The Hansen Spreading Grounds, south of Pacoima, stretches 120 acres and provides water to more than 200,000 people each year. The grounds absorb storm water, where it is restored and then reused in homes and businesses.
Environmentalists got a win at the 9th circuit court of appeals last week, in their odyssey to hold L.A. County responsible for pollution carried into the sea by its stormwater. Regardless of whether that court decision sticks, it's a reminder that the issue of how to control coastal runoff isn’t going away.
Los Angeles Waterkeeper and the Natural Resources Defense Council brought the Clean Water Act case five years ago. They argued that stormwater runoff has exceeded pollution standards measured by the county’s own instruments, and since that violates the permit regional water regulators issued to the county, the county is in violation of the Clean Water Act.

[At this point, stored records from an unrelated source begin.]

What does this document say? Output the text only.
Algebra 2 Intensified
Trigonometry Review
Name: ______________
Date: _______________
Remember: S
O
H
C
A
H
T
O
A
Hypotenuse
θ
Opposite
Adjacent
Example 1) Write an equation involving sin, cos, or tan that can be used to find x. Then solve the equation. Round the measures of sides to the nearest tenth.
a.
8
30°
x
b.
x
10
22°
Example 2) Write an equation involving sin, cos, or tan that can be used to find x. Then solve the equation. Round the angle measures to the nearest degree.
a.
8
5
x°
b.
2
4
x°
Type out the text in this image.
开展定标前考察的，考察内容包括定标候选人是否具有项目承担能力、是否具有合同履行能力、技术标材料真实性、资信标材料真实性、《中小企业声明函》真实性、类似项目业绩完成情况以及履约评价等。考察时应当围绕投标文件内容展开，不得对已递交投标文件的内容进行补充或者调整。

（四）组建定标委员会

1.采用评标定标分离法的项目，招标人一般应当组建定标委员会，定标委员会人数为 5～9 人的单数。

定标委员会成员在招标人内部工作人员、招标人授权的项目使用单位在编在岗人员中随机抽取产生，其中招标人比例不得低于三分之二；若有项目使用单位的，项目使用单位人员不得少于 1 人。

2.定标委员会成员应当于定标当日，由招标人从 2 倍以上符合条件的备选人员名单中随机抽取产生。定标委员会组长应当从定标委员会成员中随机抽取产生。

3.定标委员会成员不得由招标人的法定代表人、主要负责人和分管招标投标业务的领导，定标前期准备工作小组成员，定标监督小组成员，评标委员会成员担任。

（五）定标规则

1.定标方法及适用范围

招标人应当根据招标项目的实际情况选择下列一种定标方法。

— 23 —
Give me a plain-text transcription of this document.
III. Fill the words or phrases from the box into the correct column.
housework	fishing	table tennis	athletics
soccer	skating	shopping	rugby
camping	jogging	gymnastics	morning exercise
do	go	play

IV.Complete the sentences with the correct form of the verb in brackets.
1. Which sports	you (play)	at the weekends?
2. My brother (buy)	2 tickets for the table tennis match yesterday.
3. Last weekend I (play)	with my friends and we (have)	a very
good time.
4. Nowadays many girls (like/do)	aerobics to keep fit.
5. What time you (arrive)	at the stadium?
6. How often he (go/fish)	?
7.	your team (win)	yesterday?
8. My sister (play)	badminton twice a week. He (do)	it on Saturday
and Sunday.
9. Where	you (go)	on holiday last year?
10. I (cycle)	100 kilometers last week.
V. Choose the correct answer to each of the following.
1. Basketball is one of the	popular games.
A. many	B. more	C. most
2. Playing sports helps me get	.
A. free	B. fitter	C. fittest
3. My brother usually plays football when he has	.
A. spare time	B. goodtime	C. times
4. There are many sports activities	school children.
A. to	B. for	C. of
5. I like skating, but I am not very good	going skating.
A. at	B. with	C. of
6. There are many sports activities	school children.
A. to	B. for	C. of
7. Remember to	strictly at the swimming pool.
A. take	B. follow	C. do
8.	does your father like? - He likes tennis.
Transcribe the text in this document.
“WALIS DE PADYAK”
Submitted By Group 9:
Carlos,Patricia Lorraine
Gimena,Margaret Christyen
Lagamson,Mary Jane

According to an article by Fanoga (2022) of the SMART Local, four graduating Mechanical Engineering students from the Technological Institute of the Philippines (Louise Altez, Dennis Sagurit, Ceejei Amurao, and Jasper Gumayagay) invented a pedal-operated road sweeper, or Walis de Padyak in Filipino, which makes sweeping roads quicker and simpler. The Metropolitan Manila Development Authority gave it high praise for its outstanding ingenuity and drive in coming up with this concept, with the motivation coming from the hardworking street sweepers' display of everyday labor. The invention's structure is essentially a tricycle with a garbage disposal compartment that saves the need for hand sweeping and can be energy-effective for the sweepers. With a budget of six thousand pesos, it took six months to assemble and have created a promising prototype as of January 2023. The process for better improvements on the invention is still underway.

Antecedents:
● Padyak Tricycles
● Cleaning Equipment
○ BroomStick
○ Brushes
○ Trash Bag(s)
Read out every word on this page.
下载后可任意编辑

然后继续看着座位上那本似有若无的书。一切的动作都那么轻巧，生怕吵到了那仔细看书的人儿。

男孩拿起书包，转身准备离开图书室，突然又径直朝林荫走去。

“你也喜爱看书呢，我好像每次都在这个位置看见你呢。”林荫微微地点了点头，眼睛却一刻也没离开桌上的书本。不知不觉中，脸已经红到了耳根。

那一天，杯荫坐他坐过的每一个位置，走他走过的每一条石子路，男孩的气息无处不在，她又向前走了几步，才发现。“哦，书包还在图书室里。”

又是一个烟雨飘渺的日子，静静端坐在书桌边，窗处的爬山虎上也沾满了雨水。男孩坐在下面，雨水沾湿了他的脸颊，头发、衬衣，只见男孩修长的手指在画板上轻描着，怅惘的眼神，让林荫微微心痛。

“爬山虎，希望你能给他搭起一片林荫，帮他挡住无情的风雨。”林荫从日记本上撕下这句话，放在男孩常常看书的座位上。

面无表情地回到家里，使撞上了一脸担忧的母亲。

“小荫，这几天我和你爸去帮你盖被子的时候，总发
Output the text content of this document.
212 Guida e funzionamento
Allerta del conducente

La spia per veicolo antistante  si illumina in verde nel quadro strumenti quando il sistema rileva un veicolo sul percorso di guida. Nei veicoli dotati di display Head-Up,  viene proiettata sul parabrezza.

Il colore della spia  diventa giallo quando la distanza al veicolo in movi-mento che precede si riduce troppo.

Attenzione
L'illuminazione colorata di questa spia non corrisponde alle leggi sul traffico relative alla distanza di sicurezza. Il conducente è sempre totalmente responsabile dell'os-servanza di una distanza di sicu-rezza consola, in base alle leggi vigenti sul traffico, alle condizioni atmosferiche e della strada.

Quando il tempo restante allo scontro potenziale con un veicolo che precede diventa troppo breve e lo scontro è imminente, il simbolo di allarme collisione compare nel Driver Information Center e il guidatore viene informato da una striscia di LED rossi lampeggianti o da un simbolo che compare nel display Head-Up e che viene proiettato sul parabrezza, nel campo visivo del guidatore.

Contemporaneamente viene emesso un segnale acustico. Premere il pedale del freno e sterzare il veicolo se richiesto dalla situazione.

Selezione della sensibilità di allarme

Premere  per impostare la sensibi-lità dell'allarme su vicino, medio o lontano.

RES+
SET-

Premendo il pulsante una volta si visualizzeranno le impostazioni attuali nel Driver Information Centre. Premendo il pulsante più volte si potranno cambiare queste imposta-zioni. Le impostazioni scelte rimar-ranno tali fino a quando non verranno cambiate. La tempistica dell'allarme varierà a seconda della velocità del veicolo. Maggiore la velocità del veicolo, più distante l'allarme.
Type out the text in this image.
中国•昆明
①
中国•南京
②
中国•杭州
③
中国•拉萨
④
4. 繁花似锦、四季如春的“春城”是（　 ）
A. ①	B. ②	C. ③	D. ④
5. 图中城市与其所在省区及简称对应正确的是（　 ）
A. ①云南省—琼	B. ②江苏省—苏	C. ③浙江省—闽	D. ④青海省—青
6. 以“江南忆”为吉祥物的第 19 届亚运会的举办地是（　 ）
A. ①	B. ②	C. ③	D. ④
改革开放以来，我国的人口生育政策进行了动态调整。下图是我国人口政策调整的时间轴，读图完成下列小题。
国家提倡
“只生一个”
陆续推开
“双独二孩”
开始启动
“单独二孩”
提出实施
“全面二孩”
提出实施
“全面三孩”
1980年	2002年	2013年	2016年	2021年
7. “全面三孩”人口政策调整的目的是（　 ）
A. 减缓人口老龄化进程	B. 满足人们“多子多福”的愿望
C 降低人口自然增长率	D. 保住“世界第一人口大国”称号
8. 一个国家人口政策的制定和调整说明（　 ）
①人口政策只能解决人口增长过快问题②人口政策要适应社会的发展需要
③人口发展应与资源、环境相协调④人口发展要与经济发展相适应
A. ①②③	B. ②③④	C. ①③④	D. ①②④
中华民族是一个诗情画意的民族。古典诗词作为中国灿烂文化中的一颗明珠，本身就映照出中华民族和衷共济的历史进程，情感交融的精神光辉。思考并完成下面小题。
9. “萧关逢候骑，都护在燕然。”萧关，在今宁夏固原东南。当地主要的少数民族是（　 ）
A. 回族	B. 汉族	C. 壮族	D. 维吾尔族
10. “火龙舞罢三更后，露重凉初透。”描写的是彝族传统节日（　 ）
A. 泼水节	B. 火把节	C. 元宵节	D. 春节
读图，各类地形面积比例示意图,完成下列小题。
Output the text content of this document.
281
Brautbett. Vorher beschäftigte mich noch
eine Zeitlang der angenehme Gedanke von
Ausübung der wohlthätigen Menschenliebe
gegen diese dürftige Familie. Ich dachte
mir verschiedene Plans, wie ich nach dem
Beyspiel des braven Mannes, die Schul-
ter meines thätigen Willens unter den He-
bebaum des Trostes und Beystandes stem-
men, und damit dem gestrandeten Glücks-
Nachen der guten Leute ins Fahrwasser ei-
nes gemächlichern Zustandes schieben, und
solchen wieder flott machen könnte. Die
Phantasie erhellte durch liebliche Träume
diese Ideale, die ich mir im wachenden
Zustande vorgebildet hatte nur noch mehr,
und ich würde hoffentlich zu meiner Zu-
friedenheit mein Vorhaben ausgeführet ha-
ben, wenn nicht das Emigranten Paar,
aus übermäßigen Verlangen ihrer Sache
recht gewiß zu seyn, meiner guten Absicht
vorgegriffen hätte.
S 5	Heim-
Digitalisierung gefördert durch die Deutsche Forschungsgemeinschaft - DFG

Since then the case has bounced up and down through federal court like a yo-yo; it was argued at the U.S. Supreme Court in January.
This time around, the 9th Circuit panel has sided with Waterkeeper and the NRDC. The appellate court is sending the dispute back down to a district court judge, who’s now responsible for deciding the county’s penalty and the remedy for the pollution.
The environmental groups heralded the ruling, calling it a turning point.
“Stormwater runoff is the number one source of pollution in Los Angeles' rivers and beaches and L.A. County is the largest discharger of stormwater,” said Liz Crosson, Executive Director of Los Angeles Waterkeeper. “Holding L.A. County responsible for its pollution and working with them to find region-wide solutions is the biggest victory we could imagine.”
But county authorities said they’re disappointed.
“We view this as another legal skirmish in a case we thought had been resolved by the U.S. Supreme Court,” said Gail Farber, Chief Engineer of the Flood Control District and Director of the L.A. County Department of Public Works. “It is unfortunate that this case continues to divert public resources away from the work of improving water quality in the L.A. region.”
Farber said that the appellate court’s ruling relies on an argument that has been rejected before.
One thing that’s changed in the years since the court dispute began is that environmental groups and the county have advocated for new pollution controls that, if implemented, could set a national example.
Last winter, the county and the flood control district (they’re technically separate entities) proposed to charge property owners for a program they called “Clean Water, Clean Beaches.” That program was designed to fund, in part, “low-impact development” or “green infrastructure” – mechanisms that trap rainfall as close to where it falls as possible, to filter it for future use.
Environmentalists supported the premise of the program, but lobbied for more accountability in the way money would be distributed for runoff control efforts. Large property owners, including school districts, criticized the formula by which the county intended to charge them.
Environmental groups have shown no sign they’re going to drop their efforts to hold the county to Clean Water Act standards. For its part, the county says it’s weighing its options about whether to appeal the court case. The longtime adversaries may be closer philosophically on how to keep coastal waters clean, but the costly legal battle rages on.